During my communication with the testers some gave me immediate feedback, some asked questions:
- What’s the difference between my product and product X?
- Which geography does my keyword database supports?
- General information about how I did the product
Some gave me feedback that was not related to the testing but gave me valuable information:
- Marketing avenues I didn’t consider
- Information about who uses the competition and how
- One tester told me he found a critical issue in his site, that my tool uncovered
One thing that people asked for and I wasn’t expecting is if I have a forum/system to report the bugs, I told them that they can reply to me, but the fact that about five testers asked it, was a surprise to me.

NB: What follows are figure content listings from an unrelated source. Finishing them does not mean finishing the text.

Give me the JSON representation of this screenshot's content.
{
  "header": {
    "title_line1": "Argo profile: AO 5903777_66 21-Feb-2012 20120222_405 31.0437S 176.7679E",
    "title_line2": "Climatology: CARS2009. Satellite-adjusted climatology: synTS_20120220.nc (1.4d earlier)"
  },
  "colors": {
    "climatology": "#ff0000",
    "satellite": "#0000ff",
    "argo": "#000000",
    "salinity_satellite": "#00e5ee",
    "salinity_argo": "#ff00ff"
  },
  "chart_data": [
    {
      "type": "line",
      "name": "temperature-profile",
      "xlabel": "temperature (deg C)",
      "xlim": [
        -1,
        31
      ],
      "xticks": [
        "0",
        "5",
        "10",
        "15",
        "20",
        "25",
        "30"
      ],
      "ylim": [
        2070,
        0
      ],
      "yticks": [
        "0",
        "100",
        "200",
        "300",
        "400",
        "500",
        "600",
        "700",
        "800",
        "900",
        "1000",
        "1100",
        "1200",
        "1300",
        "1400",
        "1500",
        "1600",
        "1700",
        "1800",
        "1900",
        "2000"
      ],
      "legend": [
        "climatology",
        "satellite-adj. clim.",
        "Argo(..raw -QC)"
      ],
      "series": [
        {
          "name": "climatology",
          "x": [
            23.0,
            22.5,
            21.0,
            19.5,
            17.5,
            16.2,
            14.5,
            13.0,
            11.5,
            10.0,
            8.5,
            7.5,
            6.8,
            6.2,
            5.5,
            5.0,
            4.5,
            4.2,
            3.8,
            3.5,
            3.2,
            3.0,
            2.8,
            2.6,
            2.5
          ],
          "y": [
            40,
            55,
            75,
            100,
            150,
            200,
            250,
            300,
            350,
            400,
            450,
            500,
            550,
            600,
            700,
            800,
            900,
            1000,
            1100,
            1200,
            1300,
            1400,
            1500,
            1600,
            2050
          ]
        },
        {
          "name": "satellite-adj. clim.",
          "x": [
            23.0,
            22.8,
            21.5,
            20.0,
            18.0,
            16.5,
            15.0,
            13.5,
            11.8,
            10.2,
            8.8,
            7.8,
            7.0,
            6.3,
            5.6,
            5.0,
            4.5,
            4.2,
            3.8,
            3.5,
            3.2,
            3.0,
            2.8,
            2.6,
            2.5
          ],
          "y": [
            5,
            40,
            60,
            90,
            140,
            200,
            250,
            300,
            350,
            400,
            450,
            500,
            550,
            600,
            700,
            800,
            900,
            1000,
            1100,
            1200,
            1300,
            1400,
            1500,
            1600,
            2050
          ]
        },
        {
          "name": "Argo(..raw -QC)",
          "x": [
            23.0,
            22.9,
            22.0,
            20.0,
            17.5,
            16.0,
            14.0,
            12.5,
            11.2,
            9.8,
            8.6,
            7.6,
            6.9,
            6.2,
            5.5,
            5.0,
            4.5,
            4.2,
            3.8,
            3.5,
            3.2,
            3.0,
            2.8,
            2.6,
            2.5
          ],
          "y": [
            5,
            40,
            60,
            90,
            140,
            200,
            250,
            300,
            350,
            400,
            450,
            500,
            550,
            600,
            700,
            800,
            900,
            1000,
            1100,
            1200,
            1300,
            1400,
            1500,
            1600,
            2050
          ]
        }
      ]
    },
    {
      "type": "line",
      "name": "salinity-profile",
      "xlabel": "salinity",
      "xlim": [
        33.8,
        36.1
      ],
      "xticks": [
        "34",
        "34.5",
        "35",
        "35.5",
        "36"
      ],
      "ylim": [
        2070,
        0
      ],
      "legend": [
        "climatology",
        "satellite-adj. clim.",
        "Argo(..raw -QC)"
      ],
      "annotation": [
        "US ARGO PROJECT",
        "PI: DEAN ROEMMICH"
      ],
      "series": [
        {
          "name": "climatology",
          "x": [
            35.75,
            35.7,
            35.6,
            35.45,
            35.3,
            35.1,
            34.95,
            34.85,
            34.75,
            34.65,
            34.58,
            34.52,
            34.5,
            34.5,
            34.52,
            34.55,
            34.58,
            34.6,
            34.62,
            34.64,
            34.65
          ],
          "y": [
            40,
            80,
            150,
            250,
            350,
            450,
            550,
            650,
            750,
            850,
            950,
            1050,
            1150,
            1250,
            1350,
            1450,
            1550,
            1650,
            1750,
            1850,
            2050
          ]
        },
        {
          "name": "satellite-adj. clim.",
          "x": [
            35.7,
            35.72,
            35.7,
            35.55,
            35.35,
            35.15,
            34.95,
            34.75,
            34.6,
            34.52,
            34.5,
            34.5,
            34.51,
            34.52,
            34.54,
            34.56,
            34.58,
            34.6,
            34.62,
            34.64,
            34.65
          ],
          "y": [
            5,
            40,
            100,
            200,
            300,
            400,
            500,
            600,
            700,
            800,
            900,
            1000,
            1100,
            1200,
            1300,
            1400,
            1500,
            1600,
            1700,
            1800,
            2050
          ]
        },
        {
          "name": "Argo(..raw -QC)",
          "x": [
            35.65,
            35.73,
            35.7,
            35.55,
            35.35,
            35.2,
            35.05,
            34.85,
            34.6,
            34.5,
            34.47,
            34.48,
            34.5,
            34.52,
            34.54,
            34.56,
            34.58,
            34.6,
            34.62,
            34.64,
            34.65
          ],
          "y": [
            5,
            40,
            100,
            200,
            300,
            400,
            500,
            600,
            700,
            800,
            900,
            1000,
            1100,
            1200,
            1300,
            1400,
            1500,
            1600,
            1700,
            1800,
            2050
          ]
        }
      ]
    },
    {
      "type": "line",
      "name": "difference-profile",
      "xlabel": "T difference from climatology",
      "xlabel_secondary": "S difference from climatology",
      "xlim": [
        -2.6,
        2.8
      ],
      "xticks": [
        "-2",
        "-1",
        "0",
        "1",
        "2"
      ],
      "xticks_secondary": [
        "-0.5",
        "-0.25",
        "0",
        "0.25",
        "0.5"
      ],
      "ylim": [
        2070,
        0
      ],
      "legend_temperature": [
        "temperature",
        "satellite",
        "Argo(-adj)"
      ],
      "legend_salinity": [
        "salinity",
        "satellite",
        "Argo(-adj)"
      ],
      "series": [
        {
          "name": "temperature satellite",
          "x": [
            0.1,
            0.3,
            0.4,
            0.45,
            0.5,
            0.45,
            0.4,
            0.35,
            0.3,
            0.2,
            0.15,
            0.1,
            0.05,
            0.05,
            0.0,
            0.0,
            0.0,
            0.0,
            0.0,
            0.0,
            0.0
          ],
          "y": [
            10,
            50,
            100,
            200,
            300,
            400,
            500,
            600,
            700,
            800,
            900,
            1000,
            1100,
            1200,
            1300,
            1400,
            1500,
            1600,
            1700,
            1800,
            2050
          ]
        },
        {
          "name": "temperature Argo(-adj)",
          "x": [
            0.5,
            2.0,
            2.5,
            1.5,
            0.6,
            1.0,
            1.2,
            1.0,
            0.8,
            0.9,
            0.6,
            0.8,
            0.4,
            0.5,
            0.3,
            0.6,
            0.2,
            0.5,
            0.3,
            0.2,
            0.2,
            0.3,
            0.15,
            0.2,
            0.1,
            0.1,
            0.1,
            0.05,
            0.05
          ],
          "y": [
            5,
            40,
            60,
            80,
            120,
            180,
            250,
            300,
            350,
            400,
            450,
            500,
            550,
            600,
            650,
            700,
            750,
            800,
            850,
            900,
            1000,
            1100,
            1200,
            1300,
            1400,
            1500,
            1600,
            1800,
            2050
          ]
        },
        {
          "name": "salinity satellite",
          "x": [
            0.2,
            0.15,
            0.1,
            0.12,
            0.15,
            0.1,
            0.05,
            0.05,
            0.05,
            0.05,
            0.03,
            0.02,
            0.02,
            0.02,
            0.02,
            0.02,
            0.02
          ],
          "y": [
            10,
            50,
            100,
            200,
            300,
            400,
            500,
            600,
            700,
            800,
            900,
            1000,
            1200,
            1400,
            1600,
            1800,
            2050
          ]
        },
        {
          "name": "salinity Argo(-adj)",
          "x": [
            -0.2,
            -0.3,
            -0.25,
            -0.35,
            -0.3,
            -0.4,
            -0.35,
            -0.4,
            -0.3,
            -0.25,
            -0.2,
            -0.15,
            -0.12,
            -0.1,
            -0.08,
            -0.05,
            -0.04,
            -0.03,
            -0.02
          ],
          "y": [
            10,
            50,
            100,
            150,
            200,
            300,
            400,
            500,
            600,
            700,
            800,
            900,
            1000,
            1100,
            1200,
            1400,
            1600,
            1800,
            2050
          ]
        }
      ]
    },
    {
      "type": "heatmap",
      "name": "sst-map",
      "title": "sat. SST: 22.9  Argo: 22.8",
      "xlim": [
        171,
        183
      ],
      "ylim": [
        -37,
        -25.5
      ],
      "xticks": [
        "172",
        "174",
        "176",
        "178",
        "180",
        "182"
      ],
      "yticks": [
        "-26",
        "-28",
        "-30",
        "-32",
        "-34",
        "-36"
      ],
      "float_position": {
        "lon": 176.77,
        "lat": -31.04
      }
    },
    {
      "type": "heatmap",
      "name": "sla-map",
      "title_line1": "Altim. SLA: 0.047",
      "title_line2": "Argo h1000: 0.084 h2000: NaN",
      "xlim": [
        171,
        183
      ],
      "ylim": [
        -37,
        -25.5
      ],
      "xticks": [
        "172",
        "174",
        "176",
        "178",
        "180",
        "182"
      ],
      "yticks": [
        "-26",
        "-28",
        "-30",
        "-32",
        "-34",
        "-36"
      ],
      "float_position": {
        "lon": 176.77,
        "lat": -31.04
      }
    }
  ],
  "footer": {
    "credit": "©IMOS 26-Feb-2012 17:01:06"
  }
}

I think the beta went well, I discovered new things about myself and about my site:
I come from the world of B2B, and I’m not used to talking to so many people in one day, I felt just a little the mass reach of B2C. I had this buzzing energy, first time I felt it, it’s an energy that makes you want to run or do something energetic, not sit down or relax.
Also, when I visited the profiles of people who replied to my Facebook message, and the common theme in most profiles was pictures of happiness, being with friends, or family. Which strengthen one of my core beliefs that people just want to be happy.
Summary of the test
- Total duration was 3 days
- I got 71 registrations to test the product, from all around the world
- I got 1000 unique page views
- Nothing crashed
- About ten people added me as Facebook friend
- Most people used Gmail for the registration email
More detailed breakdown (Some of the Israel visits are probably mine)
What did I learn about my product?
- Everything worked, there were very few bugs, and I was able to resolve them quickly
- Server’s load was very low, so I have some time before I worry about it
- People mostly liked the product
- The feedback that was repeated more than once is the size of the backlinks database, which should grow over the next few months
- People liked the design and look
- There were little graphic issues, like bad rendering across different devices
- I saw how my analytics work, and found where I need to strengthen it
- Some of the features I thought people would use, I didn’t get any feedback on it
- Be open to feedback, I did hear some things I didn’t agree with, but I always thanked the tester
- Make sure your emails don’t land in Gmail spam folder
Now that the beta is over, I need to finish the last loose ends I have with the site and start the thing that is a challenge for me – marketing it.
Overall people were very helpful and positive, and I was surprised for good by the entire process.
I did discover that after the initial conversation none of the testers came back to me with feedback, I decided not to reach out, I got most of the input I wanted. Also the product didn’t stick, which means none stayed and use it, although they had full account.
Recap of what I learnt
Summary of things I learnt:
- Facebook limits the number of outgoing messages, ask people to message you.
- Make it easier for people to register with the test account.
- There’s a message request tab in Facebook messenger, and there’s a “see filtered result” option in it too.
- Most people are positive and happy to help.
- Always listen to your potential clients.
- People want to be happy.
- You need to follow up to get feedback.